Getting ready for DH2017 this morning, I found myself curious about the lifespan of English words–when they come into the language and when they fall out. So I got all the earliest and latest attestation dates for all the words in OED3, and plotted them out. Here are three graphs (“visualizations,” if you like), all based on exactly the same data, that show slightly different things about the lifespan of words. Since I’m off to the conference very shortly, I’ll give all three here with minimal comment. For larger PNGs click on the image, or download the linked PDF for a detailed and scalable view.

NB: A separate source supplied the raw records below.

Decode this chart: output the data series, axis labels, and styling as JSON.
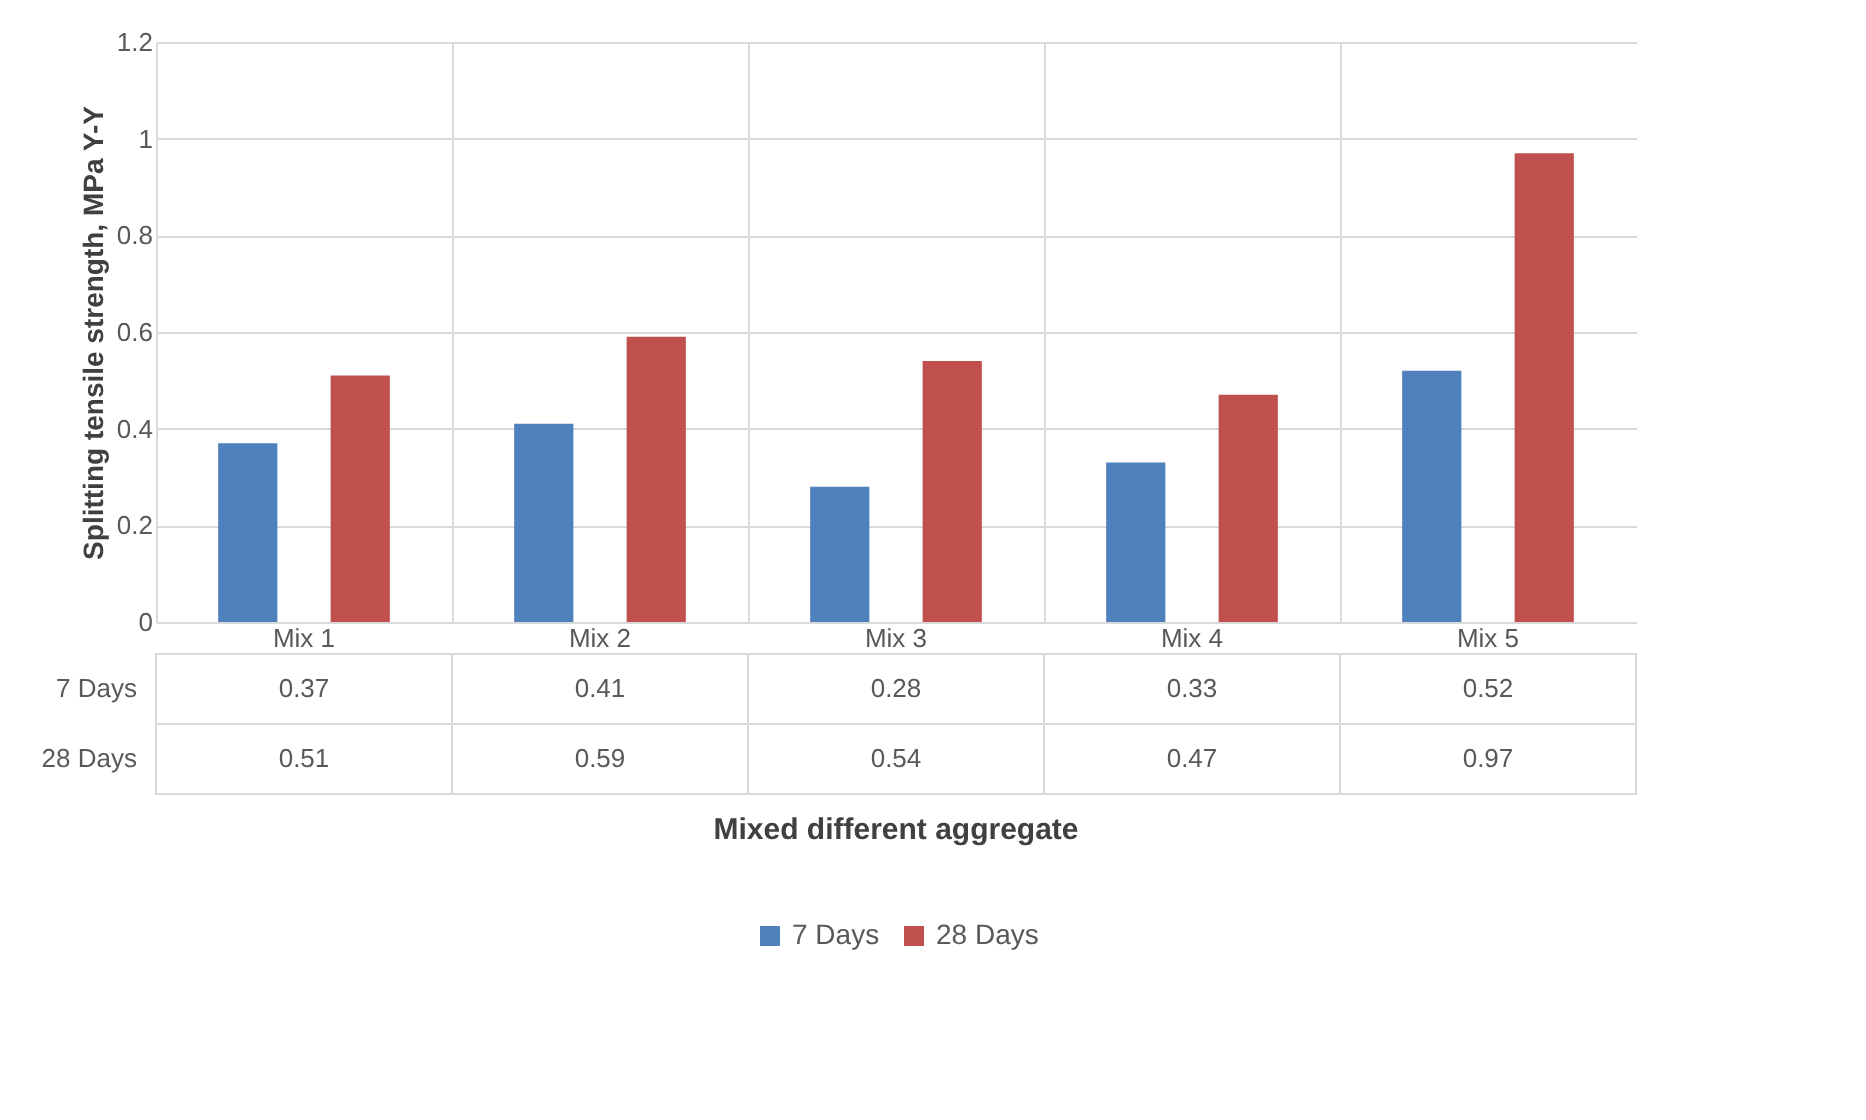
{
  "chart_data": {
    "type": "bar",
    "ylabel": "Splitting tensile strength, MPa Y-Y",
    "annotations": [
      "Mixed different aggregate"
    ],
    "categories": [
      "Mix 1",
      "Mix 2",
      "Mix 3",
      "Mix 4",
      "Mix 5"
    ],
    "series": [
      {
        "name": "7 Days",
        "color": "#4f81bd",
        "values": [
          0.37,
          0.41,
          0.28,
          0.33,
          0.52
        ]
      },
      {
        "name": "28 Days",
        "color": "#c0504d",
        "values": [
          0.51,
          0.59,
          0.54,
          0.47,
          0.97
        ]
      }
    ],
    "ylim": [
      0,
      1.2
    ],
    "yticks": [
      0,
      0.2,
      0.4,
      0.6,
      0.8,
      1,
      1.2
    ],
    "grid": true,
    "legend": "bottom",
    "data_labels": true
  }
}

    1. This graph shows the earliest and latest attestations, stacked from bottom to top in order of earliest to latest. Bearing in mind that about half of 2017 OED3 entries are actually 1989 OED2 entries, which are mostly 1884-1933 OED1 entries, we should consider 1800-1850 to be a fuzzy range for obsolescence today: words last-attested before then are probably now obsolete (and in fact the blurry boundary is fairly visible at around 1850). The slope of the graph represents the rate of new-word attestation: i.e. slow until 1400, then faster, with a bit of a slow down around 1700 (this is probably due to OED’s well-known deficit of 18thC quots, rather than a feature of the language). Thicker horizontal white breaks indicate periods during which new words didn’t last very long.

  1. Graph 2 flips the ordering of the bars, latest-to-earliest as you go up, which has the effect of left-justifying the graph. Here the slope represents the number of words still attested as active in whatever x-axis period you’re looking at (bearing in mind the fuzzy 1800-1850 border for words that could be obsolete today). This gives us a better view of the language at any one time, in terms of the relative age of its vocabulary (such as it has been preserved).
  2. Same data again here, except that it’s ordered according to the duration of the word (with equally long-lasting words ordered by latest attestation). Obviously, it stands to reason that the longest lasting words would be the oldest ones, which is why the bottom of the graph is solid orange: this is sometimes called the “Old English substrate” of the language.
    The sail shape made by the densely packed bars just above that appears to suggest that durable words are produced at a fairly steady rate (the slope is mainly just a function of how many years are left until the present) — this would mean that the changes in slope in the previous graph(s) reflect fluctuations in ephemeral words, which makes sense of the 18th C. gap (OED would be less likely to overlook a durable word than an ephemeral one, obvs.). However, the “shadow” of the sail suggests somewhat more dense periods of production at around 1400 and from c. 1550 to c. 1650. To my eyes that looks like the effect of Chaucer and Shakespeare, though most of the gap between main sail and shadow, especially after 1800, is probably due to the variance by edition (i.e. unrevised OED1 entries will have earlier latest attestations).

Anyhow, I’m off. Tell me what you see.